I finally went to church today for the first time in weeks, and I'm really glad I went. I've always liked clearing my head at mass because it makes me think that all the things I am constantly stressing about aren't that significant in the realm of life. It gets my mind frame in the simple way life should be.

It seems most kids whether high school or college don't think a lot about those simple things. I do. I want those simple things. A lot of people in this world need to focus more on those simple things in life. Things like the family sitting down for dinner together, baking a pie with your grandma, going to the coffee shop with your best girlfriends to just talk, waking up to the love of your life every morning to sip coffee on the porch and read the newspaper with, playing with your kids at the park, getting your daughter ready for her first school dance, watching your son hit his first home run, having Thanksgiving dinner with your entire family, and watching the kids' faces light up on Christmas morning just to name a few.

Over the years, I've found that I have taken a lot of these kinds of things for granted. Now, I kind of regret it, but I am working on improving that. Honestly, only 2 things have been strong enough to withstand anything I have been through in this life. My Christian faith and my family. And now, I know I have a few friends who have been through quite a lot with me that I could pretty much trust will be there through thick and thin over the years. And I know this sounds cliche but then again things are considered cliche due to the fact that so many people know they are matter of factly true. But, those 3 things are the most important blessings in life. People are constantly trying to find happiness elsewhere, trying to make all the millions of dollars and buying up the world, owning all the designer things, moving away to try and find themselves (like myself). Yet I have recently found after just a few months that I am happiest when I am surrounded by the people who care about me the most and likewise I care about them...that is my family.

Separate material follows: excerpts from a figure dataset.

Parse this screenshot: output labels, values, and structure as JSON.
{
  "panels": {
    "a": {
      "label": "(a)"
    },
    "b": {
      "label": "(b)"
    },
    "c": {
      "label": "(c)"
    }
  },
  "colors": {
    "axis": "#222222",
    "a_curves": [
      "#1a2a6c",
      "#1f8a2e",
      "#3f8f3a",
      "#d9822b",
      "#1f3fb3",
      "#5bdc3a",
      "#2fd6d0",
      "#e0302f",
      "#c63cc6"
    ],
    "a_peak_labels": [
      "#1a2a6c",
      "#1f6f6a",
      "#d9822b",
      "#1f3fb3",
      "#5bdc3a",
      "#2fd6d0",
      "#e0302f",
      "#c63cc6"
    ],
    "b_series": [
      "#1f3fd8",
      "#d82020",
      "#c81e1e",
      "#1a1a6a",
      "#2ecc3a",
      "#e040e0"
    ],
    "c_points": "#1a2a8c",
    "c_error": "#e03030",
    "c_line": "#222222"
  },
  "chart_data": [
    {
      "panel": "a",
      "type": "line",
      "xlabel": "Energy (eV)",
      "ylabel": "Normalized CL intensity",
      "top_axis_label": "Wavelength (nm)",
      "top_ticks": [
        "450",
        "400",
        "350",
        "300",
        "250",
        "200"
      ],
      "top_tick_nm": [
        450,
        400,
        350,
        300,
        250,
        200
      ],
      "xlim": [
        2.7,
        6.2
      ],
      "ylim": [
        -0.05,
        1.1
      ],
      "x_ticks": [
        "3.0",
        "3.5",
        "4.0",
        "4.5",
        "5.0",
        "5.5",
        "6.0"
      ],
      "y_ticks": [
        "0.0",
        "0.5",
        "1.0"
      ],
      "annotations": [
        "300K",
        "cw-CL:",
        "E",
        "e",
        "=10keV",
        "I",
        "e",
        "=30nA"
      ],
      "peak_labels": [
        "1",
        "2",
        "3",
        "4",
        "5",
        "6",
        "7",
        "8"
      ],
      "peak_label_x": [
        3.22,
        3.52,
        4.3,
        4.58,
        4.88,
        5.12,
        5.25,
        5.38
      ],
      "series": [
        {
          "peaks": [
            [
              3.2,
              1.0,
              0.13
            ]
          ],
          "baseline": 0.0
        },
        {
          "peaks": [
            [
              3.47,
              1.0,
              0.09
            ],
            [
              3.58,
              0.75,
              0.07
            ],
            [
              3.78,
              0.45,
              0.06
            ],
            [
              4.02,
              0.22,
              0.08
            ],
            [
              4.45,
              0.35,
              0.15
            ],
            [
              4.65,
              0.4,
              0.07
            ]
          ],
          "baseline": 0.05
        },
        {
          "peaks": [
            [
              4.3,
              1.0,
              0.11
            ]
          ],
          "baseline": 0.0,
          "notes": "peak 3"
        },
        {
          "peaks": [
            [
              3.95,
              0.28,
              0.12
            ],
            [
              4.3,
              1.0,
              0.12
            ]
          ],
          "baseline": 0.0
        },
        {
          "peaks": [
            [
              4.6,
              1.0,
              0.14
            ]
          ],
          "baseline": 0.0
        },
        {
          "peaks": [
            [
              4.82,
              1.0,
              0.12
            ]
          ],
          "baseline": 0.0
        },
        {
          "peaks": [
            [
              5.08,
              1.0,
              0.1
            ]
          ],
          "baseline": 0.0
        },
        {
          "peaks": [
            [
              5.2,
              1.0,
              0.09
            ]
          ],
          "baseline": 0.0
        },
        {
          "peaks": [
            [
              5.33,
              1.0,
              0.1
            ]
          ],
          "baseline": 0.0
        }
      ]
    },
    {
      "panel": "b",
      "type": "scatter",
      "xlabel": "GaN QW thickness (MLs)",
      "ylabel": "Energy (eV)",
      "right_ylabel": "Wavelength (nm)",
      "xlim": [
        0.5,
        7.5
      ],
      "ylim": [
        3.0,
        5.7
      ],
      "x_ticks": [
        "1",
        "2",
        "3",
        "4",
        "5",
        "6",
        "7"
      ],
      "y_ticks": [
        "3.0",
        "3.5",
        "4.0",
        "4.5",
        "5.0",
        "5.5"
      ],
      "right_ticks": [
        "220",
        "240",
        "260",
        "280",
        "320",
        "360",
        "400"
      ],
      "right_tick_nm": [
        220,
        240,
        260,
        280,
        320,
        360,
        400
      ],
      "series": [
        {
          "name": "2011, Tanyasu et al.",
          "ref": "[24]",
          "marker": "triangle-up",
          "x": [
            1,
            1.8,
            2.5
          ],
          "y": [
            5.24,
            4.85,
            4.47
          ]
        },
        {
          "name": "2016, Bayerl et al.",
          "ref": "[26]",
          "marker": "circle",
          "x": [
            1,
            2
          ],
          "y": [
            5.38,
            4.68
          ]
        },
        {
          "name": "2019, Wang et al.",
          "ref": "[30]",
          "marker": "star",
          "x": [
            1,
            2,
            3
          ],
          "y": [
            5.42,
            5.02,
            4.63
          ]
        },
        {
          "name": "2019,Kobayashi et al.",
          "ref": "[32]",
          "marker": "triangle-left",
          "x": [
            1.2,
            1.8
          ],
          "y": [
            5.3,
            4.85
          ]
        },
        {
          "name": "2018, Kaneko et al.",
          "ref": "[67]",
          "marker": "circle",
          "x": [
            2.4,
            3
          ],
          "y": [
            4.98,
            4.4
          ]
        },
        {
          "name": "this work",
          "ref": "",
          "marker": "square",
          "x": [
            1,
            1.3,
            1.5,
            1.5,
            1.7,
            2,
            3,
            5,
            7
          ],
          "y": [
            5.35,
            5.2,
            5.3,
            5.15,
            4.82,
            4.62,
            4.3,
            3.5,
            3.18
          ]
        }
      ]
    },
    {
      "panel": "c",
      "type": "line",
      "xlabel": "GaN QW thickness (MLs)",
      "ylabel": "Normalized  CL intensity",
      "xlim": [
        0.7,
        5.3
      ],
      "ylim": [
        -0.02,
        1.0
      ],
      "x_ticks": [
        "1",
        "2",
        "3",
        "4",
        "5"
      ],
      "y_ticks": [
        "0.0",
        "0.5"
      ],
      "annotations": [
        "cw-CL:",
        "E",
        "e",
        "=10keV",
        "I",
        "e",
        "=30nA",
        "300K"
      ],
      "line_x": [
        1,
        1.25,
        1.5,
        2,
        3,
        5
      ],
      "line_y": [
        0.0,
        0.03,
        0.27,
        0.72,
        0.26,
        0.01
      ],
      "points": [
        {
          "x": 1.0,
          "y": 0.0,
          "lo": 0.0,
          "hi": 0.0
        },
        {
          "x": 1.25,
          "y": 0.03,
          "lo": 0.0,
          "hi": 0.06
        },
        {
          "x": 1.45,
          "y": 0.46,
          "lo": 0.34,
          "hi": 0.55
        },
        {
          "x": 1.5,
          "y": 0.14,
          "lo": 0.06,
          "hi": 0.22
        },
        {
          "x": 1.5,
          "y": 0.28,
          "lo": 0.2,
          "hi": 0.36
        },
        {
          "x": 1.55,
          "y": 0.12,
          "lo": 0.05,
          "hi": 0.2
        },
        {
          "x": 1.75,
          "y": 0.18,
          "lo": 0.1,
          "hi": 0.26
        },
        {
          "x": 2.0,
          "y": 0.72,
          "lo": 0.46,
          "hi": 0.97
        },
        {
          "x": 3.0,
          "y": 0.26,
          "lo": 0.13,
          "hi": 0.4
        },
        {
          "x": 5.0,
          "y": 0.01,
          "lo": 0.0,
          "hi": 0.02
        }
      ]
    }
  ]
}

Sometimes I feel like I am acting older than my age because I shouldn't be so focused on that right now...that's something to discover later on. But I can't help what I think and feel. Seriously, if I put this much effort into homework as I do thinking about all these "life" things, I would have freakin A+ across the board. But I like doing this kind of thinking...maybe I do need to go into psychology and be a life counselor. Nah, Hospitality is fun. But maybe later on. I hopefully have a lot of life ahead of me to live. I just need to concentrate on living in it and not in the future as much.

Ok time to work. "But there's gotta be something more, gotta be more than this."